Because of their laziness, British bulldogs have been known to be obese, especially in their later years. 

They also suffer from respiratory issues due to their flat noses, which causes them to produce excess mucus. This mucus, in turn, tends to get infected.

Another thing to consider is dental problems. Tartar build-up often progresses to infection of gums and teeth.

A good guard dog is always ready to obey your command and do whatever is needed to protect his family unit. Unfortunately, British bulldogs suffer from several health problems that would disqualify them from the list.

- Too loving

Bulldogs are very loving dogs, and when it comes to chasing off intruders, smothering an intruder with kisses doesn’t count.

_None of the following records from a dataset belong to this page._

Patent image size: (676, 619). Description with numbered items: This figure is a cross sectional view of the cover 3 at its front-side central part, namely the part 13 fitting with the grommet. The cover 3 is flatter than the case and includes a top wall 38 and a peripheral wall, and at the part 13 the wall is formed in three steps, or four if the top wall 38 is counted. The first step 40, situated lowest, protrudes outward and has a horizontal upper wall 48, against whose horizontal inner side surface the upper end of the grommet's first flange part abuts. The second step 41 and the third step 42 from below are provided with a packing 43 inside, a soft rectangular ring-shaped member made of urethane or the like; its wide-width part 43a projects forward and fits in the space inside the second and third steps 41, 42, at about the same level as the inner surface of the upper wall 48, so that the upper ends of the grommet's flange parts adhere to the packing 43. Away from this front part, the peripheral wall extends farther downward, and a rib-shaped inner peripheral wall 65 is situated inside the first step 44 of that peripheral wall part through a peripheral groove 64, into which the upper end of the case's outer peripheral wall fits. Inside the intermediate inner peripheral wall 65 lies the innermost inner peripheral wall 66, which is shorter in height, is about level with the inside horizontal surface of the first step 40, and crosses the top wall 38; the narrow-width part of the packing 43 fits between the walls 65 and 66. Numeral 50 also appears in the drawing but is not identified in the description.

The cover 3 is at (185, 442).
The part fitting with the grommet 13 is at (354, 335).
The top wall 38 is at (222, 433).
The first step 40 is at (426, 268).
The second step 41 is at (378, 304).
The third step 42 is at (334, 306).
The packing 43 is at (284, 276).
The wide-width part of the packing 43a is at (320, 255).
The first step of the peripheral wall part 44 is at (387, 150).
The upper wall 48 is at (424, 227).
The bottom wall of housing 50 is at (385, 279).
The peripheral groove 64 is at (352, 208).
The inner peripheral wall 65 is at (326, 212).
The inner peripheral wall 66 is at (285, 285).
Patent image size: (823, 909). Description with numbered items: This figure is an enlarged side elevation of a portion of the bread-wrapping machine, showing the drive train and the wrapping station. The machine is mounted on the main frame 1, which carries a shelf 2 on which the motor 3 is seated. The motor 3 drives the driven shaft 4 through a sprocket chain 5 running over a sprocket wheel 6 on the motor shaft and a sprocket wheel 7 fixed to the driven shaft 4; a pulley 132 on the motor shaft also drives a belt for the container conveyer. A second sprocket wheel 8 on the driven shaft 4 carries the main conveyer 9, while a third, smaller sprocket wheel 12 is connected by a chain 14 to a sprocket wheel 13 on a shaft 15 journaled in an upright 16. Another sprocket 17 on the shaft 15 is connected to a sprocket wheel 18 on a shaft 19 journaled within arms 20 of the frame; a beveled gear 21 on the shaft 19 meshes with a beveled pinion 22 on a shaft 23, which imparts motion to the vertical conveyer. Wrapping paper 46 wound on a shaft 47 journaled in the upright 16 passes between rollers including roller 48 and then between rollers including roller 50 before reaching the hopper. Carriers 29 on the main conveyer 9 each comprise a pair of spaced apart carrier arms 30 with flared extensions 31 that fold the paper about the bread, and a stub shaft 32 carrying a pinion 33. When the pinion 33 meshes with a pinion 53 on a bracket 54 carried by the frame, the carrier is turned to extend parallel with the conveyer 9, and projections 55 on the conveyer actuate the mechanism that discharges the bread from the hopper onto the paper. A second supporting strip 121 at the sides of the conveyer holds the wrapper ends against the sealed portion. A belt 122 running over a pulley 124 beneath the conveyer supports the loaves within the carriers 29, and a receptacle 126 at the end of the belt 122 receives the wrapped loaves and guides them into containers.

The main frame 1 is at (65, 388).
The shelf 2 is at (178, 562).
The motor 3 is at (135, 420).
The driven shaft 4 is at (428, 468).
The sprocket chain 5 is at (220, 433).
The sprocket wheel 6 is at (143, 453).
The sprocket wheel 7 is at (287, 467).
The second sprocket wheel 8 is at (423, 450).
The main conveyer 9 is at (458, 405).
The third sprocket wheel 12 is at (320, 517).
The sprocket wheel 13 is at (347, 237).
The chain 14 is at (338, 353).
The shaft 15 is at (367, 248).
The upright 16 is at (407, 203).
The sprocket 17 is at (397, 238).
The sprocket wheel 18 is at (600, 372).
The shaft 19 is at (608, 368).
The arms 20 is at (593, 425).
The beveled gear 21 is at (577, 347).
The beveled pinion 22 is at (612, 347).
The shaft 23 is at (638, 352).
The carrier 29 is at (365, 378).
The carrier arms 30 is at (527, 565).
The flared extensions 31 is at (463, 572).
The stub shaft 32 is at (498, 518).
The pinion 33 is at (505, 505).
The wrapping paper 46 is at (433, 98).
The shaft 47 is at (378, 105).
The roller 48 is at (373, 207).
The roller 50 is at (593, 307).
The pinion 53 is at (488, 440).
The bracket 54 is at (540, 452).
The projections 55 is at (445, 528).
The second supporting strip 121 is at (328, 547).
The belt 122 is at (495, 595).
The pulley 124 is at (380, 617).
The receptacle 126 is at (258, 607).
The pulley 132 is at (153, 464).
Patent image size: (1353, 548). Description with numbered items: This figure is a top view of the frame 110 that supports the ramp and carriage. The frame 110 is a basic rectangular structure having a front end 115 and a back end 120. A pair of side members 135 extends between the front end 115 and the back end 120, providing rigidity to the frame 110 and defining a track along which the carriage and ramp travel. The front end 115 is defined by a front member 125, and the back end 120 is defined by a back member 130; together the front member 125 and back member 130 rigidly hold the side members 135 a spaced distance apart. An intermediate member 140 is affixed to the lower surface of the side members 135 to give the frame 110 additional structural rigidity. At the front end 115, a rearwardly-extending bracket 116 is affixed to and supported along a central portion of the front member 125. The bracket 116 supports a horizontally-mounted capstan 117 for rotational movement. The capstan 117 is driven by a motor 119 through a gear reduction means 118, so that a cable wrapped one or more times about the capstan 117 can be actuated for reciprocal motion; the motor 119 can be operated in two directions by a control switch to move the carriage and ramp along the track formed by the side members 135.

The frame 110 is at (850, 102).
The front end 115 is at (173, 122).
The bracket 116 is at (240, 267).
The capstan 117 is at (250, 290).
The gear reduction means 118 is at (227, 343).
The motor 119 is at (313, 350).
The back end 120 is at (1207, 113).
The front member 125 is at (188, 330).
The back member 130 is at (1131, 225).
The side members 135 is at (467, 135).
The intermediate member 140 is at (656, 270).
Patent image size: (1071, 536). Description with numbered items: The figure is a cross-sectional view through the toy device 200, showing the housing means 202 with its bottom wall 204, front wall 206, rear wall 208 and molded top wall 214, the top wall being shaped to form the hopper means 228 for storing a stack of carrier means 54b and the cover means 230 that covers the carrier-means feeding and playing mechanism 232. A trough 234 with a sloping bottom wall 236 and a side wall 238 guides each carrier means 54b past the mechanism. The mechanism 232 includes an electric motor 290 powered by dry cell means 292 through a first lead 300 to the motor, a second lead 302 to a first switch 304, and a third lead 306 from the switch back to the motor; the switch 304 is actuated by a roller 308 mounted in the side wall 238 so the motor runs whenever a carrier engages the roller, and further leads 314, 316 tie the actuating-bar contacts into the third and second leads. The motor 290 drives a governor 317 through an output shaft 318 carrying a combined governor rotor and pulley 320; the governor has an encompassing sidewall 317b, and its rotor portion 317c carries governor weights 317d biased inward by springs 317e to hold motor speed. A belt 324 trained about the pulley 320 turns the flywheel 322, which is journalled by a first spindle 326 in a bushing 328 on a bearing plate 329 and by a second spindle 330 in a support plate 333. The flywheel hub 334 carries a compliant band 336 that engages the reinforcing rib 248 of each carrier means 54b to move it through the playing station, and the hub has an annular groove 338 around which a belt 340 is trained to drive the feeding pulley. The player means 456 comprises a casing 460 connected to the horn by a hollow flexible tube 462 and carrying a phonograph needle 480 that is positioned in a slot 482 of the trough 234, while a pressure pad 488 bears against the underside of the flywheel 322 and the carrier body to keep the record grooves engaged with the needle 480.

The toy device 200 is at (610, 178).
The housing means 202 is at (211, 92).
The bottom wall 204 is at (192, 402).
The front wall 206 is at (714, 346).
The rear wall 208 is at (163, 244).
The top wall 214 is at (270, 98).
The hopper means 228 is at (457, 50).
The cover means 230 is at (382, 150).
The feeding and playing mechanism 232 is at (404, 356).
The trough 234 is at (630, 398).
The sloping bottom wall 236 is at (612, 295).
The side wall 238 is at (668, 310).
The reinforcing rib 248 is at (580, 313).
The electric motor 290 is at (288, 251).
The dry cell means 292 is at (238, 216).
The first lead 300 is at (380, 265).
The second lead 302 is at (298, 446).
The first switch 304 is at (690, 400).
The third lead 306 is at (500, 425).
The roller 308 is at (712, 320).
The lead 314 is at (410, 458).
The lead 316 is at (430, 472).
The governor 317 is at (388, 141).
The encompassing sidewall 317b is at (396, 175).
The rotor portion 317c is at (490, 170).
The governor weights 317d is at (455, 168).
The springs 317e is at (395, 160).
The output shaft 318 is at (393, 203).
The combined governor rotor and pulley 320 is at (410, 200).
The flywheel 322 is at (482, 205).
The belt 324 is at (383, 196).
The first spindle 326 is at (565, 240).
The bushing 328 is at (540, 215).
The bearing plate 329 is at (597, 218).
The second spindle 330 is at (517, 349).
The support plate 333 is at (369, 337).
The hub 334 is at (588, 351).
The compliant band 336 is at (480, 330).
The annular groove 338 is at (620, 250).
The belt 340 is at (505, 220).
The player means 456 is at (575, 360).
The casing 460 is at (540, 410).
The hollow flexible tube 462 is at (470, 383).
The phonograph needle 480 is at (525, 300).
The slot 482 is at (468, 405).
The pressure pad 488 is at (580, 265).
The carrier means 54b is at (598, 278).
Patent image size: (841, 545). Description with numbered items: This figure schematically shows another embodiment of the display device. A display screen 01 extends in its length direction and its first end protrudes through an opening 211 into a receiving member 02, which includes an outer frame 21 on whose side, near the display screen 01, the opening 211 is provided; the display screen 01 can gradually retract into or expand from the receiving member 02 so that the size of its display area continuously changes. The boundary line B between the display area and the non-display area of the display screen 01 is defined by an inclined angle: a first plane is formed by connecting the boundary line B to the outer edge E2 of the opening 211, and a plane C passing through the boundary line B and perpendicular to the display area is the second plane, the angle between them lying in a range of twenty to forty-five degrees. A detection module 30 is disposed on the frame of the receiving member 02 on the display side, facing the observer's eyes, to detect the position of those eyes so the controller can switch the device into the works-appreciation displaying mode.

They show a lot of affection to their owners and tend to trust others that they don’t deem a threat to themselves or their loved ones.

Further Reading: French Bulldog vs. English Bulldog - Which is right for you?

Other dog breeds to consider

If you’re thinking of getting a dog that can act as an attack dog, watchdog or guard dog, you might want to look past the British bulldog simply because of their limitations in size and health.

Here are a few popular guard dog breeds to consider: 

American Bulldogs

American bulldog wearing a Sparkpaw's harness


American Bulldogs are loving, loyal and strong family dogs.

Descendants of the British Bulldog, these dogs are naturally protective of their owners. They’re larger than their British cousins and have the stamina and physical abilities needed to be good guard dogs.

They’re super smart, love being trained, and are always eager to please their owners.

They are also fearless and have powerful jaws, all the characteristics you might be looking for.

Sparkpaws has a wide range of tactical collars for your favorite furry friend. They’re perfect for training and exercise.

German shepherd

A german shepherd lying on the green grass


German shepherds are special dogs. They are slightly larger than American bulldogs and originally bred to herd sheep.

They are hardworking by nature, making them a good pick if you need an around-the-clock watchdog.

They’re also known for their bravery, running headfirst into danger to get the job done.

But they also have a kind and loving disposition, known for being gentle with children and treating them as part of their pack.

German shepherds can seem distant towards strangers, which will discourage unwanted attention to you or your family from strange characters.

With one of these dogs around, you can be sure that any unusual activity around the house will be inspected, making them perfect for home security.

Final thoughts

English bulldogs actually make excellent guard dogs if they aren’t expected to do much more than guard their immediate vicinity.

Because of their great love and attachment, they will be alert to any danger and alert their owners to it, standing on guard until the threat is cleared.

They also make fantastic family pets and lifelong companions. So if you’re wondering whether or not you should get one, rest assured that you’d absolutely adore this dog breed.

Before spending way too much money on a new puppy from a breeder, consider a turn at the local council and adopt an animal in need. These dogs will appreciate a warm home and happy family to call their own.